Ginkgo biloba L. is a valuable plant, which can be used for medicine, food and ornamental purposes. Despite the above benefits, the components of ginkgolic acids (GA) in ginkgo are considered to cause allergies, embryotoxicity, liver damage and some other adverse reactions. However, the mechanism of GA induced liver injury is still unclear. In this study, we developed an acute liver injury model induced by GA in mice, and investigated the mechanism of GA induced liver injury from the perspectives of oxidative stress, steatosis, apoptosis, and immune response. Intraperitoneal injection of GA (400 mg/kg) can cause liver damage. The levels of serum transaminase, oxidation and triglycerides were increased, liver fibrosis, hepatocyte apoptosis, G2/M phase arrest of the hepatic cell cycle and monocyte infiltration in the liver were detected in GA-treated mice.
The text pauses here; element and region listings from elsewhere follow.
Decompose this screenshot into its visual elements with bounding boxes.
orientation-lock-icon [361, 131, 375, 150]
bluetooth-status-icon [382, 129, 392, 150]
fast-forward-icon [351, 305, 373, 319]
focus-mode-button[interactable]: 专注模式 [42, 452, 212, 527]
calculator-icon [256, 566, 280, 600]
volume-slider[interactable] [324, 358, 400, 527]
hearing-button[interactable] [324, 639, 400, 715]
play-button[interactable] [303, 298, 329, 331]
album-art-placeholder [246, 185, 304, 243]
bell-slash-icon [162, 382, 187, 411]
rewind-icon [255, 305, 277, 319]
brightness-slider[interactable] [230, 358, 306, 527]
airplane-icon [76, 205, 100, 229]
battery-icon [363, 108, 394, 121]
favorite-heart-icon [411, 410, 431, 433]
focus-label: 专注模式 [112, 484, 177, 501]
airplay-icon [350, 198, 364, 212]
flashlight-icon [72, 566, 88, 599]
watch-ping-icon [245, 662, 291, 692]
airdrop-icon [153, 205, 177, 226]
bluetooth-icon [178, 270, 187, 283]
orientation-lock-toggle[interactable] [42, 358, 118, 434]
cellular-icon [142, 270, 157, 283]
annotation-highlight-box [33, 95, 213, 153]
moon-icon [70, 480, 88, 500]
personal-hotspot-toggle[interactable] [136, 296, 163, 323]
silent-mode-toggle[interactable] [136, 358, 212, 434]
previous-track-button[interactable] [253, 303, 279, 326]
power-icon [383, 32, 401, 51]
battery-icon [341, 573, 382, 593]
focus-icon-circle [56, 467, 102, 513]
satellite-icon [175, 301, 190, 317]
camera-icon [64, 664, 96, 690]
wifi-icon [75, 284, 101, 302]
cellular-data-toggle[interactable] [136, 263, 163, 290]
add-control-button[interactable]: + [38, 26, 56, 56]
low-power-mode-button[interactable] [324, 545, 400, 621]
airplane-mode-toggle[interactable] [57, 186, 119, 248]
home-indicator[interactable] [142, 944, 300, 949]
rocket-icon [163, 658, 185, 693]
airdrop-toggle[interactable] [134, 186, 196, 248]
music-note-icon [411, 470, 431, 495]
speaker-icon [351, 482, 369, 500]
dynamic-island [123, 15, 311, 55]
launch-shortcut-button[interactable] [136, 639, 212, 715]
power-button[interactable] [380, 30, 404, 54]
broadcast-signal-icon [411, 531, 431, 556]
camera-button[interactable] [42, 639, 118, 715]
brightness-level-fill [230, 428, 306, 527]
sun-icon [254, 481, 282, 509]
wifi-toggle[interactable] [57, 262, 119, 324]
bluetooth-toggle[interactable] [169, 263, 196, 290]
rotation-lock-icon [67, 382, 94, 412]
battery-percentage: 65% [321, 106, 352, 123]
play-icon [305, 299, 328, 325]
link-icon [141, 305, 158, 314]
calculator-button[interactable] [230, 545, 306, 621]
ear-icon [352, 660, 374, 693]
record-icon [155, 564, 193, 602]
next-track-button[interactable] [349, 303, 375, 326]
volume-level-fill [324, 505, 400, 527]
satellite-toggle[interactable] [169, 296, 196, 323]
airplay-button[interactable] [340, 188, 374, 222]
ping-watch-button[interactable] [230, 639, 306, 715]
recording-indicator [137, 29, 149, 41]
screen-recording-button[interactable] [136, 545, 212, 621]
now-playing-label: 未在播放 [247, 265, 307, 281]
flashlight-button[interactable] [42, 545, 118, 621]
Flow cytometry analysis of cells separated from the spleen showed that the proportion of Th1 and Th17 cells were increased, and the proportion of Th2 cells were decreased in GA-treated mice. The rise in Th1/Th2 ratio and Th17 cell ratio usually cause inflammatory problems. At the same time, cleaved Caspase-8 and Caspase-3 were detected in hepatocytes, indicating that GA may induce apoptosis through FADD pathway. Although GA is capable of causing the above problems, the inflammation and damage in liver tissue are not severe and there are certain individual differences. Our study reveals the potential hepatotoxicity of GA in ginkgo and its mechanism of action, providing a new perspective for the intervention and prevention of ginkgo toxicity.